A propos d’un choix de garde : altruisme ou embrasement de l’ego ?

Choix de garde. Choix des dates où l’on sera de garde à l’hôpital. Difficile. Discussions. Demandes. Dilemmes. Concessions. Bilan intérieur. Compte-rendu de discussions et « débriefing éthique » entre collègues, à la suite de services rendus avec plus ou moins de satisfaction et de sérénité pour tous les protagonistes …

Donc : choix de garde … En d’autres termes choisir un jour où on sera de garde à l’hôpital, on y passera une journée normale, puis toute la nuit, avec tout ce que cela implique … Deux versions :

Version 1. Un collègue est dans une situation difficile, il est très pris, n’arrive pas à se libérer de ses engagements, on lui propose de le soulager, on lui prend sa garde, il nous remercie, il nous trouve vraiment sympa et à l’écoute, on est d’accord avec ce diagnostic, on apprécie ses remerciements sincères, on aime bien les compliments, c’est vrai, on est quelqu’un de bien, on se sent bien.

Version 2. Un collègue est dans une situation difficile, il est très pris, n’arrive pas à se libérer de ses engagements, il nous demande de lui prendre sa garde, ce jour là on n’est pas en forme, cette demande nous irrite encore plus, on n’aime pas être forcé à rendre service, on n’aime pas avoir le couteau sous la gorge … Finalement on accepte. Mais avec des freins intérieurs qui persistent, une crispation qui fait qu’on regrette d’avoir accepté, on a l’impression de s’être fait encore une fois rouler, on va dire à nos proches qu’encore une fois on a été « trop bon », eux nous répondent alors « oui, tu devrais aussi penser un petit peu à toi », etc. On est bien loin de l’altruisme véritable.

Une caractéristique se dégage. C’est parfois tellement plus facile de proposer à quelqu’un de lui rendre service que d’avoir à accepter de rendre ce même service parce qu’on nous le demande.

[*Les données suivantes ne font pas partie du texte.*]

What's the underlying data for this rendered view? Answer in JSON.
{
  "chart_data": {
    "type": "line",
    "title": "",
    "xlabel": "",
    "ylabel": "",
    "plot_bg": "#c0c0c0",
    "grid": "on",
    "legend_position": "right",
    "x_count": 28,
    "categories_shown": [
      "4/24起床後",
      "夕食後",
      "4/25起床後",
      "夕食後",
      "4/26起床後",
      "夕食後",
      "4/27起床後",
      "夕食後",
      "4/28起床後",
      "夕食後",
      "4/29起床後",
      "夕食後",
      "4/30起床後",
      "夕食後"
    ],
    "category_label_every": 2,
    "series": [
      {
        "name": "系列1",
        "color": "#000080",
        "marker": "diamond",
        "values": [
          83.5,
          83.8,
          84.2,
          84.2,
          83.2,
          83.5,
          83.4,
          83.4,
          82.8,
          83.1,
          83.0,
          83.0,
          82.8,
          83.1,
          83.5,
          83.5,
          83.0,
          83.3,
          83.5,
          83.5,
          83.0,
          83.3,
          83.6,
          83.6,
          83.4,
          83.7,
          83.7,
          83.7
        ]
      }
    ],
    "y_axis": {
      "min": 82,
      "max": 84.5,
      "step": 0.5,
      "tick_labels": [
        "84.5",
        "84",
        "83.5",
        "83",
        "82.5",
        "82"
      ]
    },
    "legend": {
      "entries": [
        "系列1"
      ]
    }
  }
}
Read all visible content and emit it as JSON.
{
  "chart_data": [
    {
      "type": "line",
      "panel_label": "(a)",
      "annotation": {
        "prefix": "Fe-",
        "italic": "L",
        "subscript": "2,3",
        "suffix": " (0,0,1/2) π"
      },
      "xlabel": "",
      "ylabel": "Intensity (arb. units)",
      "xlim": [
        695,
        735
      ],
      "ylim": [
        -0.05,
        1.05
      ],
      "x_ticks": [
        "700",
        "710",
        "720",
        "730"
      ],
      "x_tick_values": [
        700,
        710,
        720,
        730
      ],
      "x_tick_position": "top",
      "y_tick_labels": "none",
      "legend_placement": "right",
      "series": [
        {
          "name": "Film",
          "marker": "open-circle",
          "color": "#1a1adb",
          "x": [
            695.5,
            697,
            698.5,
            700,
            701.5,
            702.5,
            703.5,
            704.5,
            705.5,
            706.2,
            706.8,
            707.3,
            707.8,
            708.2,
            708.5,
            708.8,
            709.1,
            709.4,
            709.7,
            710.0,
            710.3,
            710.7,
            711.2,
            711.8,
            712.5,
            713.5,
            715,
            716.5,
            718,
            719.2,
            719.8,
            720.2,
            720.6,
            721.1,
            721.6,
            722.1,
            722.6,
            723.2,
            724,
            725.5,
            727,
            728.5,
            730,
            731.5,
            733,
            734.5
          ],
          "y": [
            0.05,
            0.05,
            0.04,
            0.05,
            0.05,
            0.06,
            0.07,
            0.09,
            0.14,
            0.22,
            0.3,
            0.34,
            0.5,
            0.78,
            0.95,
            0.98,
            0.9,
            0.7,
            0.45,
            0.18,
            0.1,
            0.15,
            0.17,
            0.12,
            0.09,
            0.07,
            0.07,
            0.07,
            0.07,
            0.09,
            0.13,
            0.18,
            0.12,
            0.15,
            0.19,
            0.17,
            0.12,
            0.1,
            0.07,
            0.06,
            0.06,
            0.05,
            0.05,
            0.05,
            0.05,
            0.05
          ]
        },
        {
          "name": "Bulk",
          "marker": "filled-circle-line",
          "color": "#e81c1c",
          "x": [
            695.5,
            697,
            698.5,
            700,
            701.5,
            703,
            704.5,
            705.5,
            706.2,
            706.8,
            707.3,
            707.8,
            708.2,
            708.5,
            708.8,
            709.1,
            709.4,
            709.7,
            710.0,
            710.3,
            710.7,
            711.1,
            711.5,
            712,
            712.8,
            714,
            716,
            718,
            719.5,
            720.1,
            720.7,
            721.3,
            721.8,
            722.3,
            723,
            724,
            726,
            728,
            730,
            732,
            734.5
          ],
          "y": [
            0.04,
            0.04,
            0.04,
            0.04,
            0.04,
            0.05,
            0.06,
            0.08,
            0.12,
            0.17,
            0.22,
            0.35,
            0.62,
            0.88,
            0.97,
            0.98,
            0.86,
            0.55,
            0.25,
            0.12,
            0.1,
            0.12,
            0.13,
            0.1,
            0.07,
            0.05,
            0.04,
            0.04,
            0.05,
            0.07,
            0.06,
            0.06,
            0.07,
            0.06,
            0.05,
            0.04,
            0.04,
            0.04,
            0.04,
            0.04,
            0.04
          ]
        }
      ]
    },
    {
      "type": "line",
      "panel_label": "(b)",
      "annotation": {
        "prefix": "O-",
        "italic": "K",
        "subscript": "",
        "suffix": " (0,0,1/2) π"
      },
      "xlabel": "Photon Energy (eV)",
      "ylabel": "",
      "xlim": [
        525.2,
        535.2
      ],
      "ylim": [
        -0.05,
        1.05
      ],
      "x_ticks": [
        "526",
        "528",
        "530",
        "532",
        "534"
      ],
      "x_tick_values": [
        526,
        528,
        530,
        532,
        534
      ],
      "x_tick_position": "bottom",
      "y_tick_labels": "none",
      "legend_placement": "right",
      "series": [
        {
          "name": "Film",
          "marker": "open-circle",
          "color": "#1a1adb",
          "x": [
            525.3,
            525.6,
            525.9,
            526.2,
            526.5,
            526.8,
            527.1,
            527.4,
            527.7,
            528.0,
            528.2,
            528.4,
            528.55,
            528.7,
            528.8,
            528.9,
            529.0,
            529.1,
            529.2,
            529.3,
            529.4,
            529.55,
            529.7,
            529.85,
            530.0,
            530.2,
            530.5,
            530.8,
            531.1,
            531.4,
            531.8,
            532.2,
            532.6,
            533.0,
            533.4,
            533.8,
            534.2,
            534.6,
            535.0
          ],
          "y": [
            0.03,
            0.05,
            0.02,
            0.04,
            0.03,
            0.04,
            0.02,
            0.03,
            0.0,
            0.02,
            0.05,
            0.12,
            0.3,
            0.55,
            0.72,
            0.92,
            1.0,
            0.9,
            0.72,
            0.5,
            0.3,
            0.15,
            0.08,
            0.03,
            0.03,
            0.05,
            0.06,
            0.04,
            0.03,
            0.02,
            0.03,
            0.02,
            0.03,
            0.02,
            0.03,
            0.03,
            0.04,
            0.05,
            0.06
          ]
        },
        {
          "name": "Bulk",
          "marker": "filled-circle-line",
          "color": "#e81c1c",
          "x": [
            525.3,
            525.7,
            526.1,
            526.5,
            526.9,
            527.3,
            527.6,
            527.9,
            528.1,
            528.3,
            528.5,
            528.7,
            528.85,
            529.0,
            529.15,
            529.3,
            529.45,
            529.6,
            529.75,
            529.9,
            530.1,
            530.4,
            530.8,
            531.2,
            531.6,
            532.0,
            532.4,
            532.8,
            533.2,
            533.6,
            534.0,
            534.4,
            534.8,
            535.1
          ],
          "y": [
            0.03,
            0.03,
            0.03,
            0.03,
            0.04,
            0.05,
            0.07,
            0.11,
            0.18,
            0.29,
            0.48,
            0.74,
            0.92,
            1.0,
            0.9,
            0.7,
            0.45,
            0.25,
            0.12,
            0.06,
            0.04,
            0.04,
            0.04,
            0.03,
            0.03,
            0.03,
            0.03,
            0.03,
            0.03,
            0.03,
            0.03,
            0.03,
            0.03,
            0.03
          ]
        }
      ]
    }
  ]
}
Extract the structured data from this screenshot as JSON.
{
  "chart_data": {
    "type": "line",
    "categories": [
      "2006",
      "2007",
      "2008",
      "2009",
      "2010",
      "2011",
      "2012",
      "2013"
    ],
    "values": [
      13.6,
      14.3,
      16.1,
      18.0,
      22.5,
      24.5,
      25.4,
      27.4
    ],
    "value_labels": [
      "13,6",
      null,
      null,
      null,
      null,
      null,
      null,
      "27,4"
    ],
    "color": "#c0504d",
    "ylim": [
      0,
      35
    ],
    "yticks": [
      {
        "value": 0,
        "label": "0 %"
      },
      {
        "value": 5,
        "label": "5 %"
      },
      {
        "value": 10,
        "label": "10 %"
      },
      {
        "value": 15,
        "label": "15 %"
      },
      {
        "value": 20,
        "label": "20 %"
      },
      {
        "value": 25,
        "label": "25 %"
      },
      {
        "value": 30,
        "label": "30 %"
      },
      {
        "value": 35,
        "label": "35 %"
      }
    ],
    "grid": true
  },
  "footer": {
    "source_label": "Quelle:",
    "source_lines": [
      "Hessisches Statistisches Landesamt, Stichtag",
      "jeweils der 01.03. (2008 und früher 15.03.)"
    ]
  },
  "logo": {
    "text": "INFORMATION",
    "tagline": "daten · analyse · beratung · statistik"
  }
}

La raison en est très simple.

Dans un cas on le fait – apparemment – de bon cœur et sans effort, et on passe pour le sauveur, ce qui est plutôt flatteur pour notre ego ; dans l’autre cas on se sent pris à la gorge, on ne supporte pas qu’on nous force la main, on accepte mais notre altruisme n’est que de façade et il faut parfaire le « fond » … et ceci pour le même service, pour la même personne. Évidemment, on trouvera bien d’autres configurations de pensées et d’actes, et il n’est pas question de juger tel ou tel comportement. Mais si on veut avancer dans la connaissance de nous-même, et c’est l’idée ici, dans tous les cas commençons par nous poser la question de l’emprise de l’ego sur nos décisions et nos intentions profondes. Que cherchons-nous en rendant proposant notre service, pourquoi sommes-nous irrités par une demande inattendue ? Prenons-nous nos décisions en mettant en avant — soyons sincères avec nous-mêmes — la satisfaction de notre ego, même au travers d’un effort de don de soi, de service à autrui ? Ou sommes-nous avant tout motivés par le développement de notre humanité, qui ne peut que s’accompagner d’altruisme véritable et d’ouverture à l’autre, mettant alors de côté ce plaisir égoïste qui nous télécommande si souvent ? Parfois un peu des deux, certainement, il faut éclaircir tout ça et ne pas se faire avoir …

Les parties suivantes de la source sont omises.